Similarly, “Whites”—less than one-sixth of the student population—had to attend Westminster if they lived in its zone, unless an equal number of whites transferred in.

The policy was challenged in September 1999 by Donald Bruce Crawford, who brought a taxpayer suit in 1999 with representation by the Pacific Legal Foundation.

Orange Superior Court Commissioner Sheila B. Fell ruled that the policy was acceptable because it “promotes a non-segregated public education.” The state Supreme Court ruling in HiVoltage Wire Works, Inc. v. City of San Jose (2000) 24 Cal.4th 537, striking down a minority outreach program for city contractors as inconsistent with the initiative, was found by the commissioner to be inapplicable.

Policy Unlawful

But the appellate panel, in an opinion by Presiding Justice David K. Sills, said the policy was unlawful. Because some students would be allowed to attend the school of their choice, while others would not, and because the distinction between the two groups is racial, the policy violates Proposition 209, Sills reasoned.

While the goal of the policy, desegregation, is a legitimate one, Sills explained, the voters clearly intended that such programs be subject to scrutiny under Proposition 209.

Sills rejected the contention that the policy implements the Equal Protection Clause of the Fourteenth Amendment and thus takes precedence over Proposition 209.

“While there can be no question the United States constitution prohibits a school district from acting to segregate schools, there is no federal constitutional mandate necessitating the implementation of a proactive program of integration,” he wrote.

Sills added that the court was not suggesting that schools are powerless to implement “integration plans.” A school district may, he advised, encourage integrated student bodies through such devices as magnet schools—which offer special programs in order to entice enrollees from a wide geographic area—or an unweighted random lottery for students wishing to attend schools outside their attendance zones.

In other actions taken at yesterday’s conference, the court:

Agreed to revisit the question of what showing a custodial parent must make in order to justify moving to a place distant from the other parent’s residence. A First District Court of Appeal panel, in an unpublished opinion, reversed an order requiring a custodial parent to give up primary physical custody if she went ahead with a planned move out of the state. The case is In re Marriage of Lamusga, A096012.

Elected to review a decision by Div. One of this district’s Court of Appeal in an insurance coverage case. The court held in Rosen v. State Farm General Ins. Co., 98 Cal.App.4th 1322, that a homeowner’s policy that expressly defines the term “collapse” as “actually fallen down or fallen into pieces” provides coverage for imminent collapse.

Agreed to review an unpublished Third District Court of Appeal decision dealing with the adequacy of a claim under the Governmental Tort Claims Act. The court in Stockett v. Association of California Water Agencies, C035330, threw out a $4.5 million wrongful termination judgment on the ground that the plaintiff’s tort claim failed to place the employer on notice as to what public policies it allegedly violated by ending the plaintiff’s employment.

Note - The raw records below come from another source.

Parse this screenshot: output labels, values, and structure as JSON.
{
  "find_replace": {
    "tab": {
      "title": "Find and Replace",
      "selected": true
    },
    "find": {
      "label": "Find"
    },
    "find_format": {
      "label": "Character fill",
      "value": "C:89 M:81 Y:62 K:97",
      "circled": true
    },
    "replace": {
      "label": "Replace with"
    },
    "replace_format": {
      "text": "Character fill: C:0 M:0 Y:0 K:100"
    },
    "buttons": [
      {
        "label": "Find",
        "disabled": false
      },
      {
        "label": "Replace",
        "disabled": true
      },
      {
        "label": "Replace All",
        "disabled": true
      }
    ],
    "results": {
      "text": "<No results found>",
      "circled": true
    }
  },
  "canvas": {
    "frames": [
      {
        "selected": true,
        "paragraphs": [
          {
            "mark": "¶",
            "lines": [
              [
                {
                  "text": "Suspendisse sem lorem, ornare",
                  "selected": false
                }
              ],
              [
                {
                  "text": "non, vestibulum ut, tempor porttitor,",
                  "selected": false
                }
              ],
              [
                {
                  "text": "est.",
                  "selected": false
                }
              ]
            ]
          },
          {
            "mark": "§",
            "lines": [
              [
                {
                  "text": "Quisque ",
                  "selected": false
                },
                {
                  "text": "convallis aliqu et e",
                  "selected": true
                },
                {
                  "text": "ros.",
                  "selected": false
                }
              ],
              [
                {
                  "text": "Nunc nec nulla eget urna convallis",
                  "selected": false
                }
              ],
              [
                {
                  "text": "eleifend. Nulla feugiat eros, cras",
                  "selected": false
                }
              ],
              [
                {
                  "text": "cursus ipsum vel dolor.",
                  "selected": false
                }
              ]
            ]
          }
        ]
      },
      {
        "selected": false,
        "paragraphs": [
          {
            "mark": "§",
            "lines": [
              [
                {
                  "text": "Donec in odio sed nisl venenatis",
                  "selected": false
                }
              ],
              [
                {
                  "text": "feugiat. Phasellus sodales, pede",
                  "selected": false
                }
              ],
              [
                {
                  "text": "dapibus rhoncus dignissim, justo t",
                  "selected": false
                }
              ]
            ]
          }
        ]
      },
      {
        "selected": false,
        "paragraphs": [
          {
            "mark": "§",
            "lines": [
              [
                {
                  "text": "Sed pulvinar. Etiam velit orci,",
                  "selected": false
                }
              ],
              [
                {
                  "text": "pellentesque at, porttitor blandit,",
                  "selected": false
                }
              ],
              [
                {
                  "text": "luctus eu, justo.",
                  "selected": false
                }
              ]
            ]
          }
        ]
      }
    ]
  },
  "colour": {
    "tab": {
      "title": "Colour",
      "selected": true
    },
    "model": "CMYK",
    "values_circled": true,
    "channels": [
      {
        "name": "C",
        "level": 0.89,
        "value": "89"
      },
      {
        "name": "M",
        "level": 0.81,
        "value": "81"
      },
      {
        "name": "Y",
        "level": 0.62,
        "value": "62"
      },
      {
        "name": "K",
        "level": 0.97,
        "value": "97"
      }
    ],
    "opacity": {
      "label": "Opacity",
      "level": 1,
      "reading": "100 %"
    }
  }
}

Granted review in People v. Celis, 98 Cal.App.4th 621, in which the Fourth District’s Div. One held that police acted reasonably in detaining a suspect outside his home based on observations that lead them to suspect that criminal activity was ongoing.

Granted review in People v. Garcia, 99 Cal.App.4th 38, in which the Third District held that a defendant convicted of a misdemeanor offense of stealing a drug, which he immediately consumed, was eligible for a treatment program under Proposition 36.